2. **Use stemming.** Most ROUGE implementations support Porter stemming, which reduces words to their root form before comparison. This reduces false negatives from morphological variation (e.g., "running" vs. "ran").

3. **Report F-measure.** Rather than reporting recall alone, report F-measure to account for both content coverage and conciseness.

4. **Use multiple references when possible.** Scores computed against multiple reference summaries are more robust and better correlate with human judgments.[8]

5. **Combine with semantic metrics.** For modern NLP systems that produce diverse phrasings, supplement ROUGE with semantic similarity metrics like [BERTScore](/wiki/bertscore) to capture meaning overlap beyond surface-level word matching.[5]

## Significance and influence

ROUGE played a foundational role in establishing automated evaluation for summarization research. Its introduction enabled large-scale benchmarking of summarization systems, accelerating progress in the field. The Document Understanding Conference (DUC) and its successor, the Text Analysis Conference (TAC), adopted ROUGE as a primary evaluation metric, cementing its position in the NLP research community.

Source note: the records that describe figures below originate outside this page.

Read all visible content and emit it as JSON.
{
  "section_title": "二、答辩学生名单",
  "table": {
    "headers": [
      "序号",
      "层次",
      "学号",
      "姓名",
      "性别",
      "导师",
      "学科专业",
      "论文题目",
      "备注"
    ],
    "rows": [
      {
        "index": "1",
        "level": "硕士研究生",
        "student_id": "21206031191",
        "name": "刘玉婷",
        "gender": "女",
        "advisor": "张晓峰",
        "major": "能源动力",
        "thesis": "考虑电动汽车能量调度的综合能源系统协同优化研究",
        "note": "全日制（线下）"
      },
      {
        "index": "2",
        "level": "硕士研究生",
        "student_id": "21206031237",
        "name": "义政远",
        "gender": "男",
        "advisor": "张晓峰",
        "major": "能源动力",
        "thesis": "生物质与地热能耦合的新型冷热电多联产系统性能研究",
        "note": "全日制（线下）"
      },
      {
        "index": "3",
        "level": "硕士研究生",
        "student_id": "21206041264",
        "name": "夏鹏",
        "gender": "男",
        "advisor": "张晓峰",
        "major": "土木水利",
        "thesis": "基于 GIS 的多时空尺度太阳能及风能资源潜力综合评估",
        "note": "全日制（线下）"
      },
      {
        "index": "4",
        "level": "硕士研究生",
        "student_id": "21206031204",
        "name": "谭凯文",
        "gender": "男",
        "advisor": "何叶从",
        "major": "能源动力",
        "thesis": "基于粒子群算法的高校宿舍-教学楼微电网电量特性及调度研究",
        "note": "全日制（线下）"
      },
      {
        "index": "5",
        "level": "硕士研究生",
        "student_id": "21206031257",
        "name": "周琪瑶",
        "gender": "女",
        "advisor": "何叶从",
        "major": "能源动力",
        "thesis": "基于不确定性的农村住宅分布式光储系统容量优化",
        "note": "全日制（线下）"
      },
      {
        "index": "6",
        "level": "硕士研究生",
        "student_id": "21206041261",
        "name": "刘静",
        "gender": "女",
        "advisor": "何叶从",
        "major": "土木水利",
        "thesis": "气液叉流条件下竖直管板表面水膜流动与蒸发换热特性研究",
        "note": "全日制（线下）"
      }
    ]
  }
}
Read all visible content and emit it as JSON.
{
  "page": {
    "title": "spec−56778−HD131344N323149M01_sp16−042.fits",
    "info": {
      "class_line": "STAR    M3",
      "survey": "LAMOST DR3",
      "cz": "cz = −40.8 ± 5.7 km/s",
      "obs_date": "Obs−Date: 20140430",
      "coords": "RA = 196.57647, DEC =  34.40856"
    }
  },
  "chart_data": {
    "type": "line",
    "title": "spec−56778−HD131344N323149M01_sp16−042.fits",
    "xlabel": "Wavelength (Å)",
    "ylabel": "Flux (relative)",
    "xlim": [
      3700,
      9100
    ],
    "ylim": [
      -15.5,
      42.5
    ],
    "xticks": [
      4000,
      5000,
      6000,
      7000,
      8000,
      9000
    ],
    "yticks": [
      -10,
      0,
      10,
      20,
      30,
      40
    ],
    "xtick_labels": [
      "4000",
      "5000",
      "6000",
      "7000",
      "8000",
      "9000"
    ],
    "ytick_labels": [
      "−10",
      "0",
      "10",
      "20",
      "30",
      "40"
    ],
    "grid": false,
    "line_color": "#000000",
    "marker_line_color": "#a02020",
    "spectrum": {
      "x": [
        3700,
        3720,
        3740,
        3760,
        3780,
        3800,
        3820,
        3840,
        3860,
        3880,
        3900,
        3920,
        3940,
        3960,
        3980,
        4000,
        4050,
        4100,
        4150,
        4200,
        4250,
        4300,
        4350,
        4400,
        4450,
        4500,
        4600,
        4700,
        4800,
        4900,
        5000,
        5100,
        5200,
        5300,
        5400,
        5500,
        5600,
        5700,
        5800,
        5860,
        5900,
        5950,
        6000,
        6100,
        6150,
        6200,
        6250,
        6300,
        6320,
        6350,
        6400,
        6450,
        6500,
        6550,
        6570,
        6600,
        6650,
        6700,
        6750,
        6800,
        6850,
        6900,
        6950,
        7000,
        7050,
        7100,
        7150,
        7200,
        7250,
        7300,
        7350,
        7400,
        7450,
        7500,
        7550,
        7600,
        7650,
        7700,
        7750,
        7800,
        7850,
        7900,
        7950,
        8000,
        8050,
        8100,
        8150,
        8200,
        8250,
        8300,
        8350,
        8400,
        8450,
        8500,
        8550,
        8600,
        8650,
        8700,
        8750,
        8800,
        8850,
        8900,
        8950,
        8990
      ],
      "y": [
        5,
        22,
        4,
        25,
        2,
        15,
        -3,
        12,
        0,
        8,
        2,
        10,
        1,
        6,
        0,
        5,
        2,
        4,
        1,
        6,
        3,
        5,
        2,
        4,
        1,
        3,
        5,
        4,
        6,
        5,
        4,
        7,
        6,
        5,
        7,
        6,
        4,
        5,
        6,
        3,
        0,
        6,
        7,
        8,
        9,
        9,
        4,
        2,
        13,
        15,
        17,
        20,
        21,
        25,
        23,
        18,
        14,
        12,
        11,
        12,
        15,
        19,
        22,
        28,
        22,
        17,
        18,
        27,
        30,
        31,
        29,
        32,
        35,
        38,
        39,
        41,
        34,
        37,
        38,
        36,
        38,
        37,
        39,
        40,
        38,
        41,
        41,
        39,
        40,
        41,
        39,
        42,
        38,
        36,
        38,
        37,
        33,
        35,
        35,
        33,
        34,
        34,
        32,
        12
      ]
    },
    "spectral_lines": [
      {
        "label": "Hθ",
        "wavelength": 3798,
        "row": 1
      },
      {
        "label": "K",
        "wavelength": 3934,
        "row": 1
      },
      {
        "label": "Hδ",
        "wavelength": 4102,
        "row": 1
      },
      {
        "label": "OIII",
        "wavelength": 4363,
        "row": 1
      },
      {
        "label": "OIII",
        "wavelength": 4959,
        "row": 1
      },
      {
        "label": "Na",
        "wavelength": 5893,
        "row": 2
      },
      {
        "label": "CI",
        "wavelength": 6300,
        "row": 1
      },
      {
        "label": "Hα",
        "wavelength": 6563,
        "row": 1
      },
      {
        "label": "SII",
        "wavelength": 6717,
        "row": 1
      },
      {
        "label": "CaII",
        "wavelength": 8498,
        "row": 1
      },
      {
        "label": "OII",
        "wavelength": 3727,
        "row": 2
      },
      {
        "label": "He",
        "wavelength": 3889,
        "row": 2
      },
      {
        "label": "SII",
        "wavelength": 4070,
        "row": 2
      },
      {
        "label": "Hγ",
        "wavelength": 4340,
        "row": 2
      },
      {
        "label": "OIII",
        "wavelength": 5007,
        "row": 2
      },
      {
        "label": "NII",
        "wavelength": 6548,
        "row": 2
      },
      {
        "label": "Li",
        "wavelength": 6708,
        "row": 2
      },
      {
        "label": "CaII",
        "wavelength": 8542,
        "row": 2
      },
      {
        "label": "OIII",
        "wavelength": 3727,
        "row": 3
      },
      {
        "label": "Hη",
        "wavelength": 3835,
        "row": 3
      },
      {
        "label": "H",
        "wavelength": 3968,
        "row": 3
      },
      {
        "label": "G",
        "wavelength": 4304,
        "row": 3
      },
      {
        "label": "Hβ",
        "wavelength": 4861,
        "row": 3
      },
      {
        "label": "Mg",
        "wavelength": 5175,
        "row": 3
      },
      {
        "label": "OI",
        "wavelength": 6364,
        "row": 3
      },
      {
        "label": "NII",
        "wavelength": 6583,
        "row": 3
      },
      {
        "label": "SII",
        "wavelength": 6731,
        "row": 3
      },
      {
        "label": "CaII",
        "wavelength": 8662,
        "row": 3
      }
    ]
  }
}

Today, ROUGE remains a standard evaluation metric in virtually all summarization research papers and is commonly reported in benchmarks for LLMs. With more than 14,700 citations as of 2025, Lin's 2004 paper ranks among the most influential works in NLP evaluation.[1] While newer metrics offer improvements in specific areas, ROUGE's simplicity, interpretability, and historical continuity ensure its continued relevance.

## References

1. Lin, C.-Y. (2004). "ROUGE: A Package for Automatic Evaluation of Summaries." Text Summarization Branches Out, pages 74-81. Barcelona, Spain. https://aclanthology.org/W04-1013/
2. Papineni, K., Roukos, S., Ward, T., & Zhu, W.-J. (2002). "BLEU: a Method for Automatic Evaluation of Machine Translation." ACL 2002.
3. Lin, C.-Y., & Hovy, E. (2003). "Automatic Evaluation of Summaries Using N-gram Co-Occurrence Statistics." HLT-NAACL 2003.
4. Lin, C.-Y. (2004). "Looking for a Few Good Metrics: ROUGE and its Evaluation." NTCIR Workshop 4.
5. Zhang, T., Kishore, V., Wu, F., Weinberger, K. Q., & Artzi, Y. (2020). "BERTScore: Evaluating Text Generation with BERT." ICLR 2020.
6. Banerjee, S., & Lavie, A. (2005). "METEOR: An Automatic Metric for MT Evaluation with Improved Correlation with Human Judgments." ACL 2005 Workshop on Intrinsic and Extrinsic Evaluation Measures.
7. Hugging Face. "ROUGE - a Hugging Face Space by evaluate-metric." https://huggingface.co/spaces/evaluate-metric/rouge ; Google Research, rouge-score (PyPI). https://pypi.org/project/rouge-score/
8. Fabbri, A. R., et al. (2021). "SummEval: Reevaluating Summarization Evaluation." Transactions of the Association for Computational Linguistics, 9, 391-409.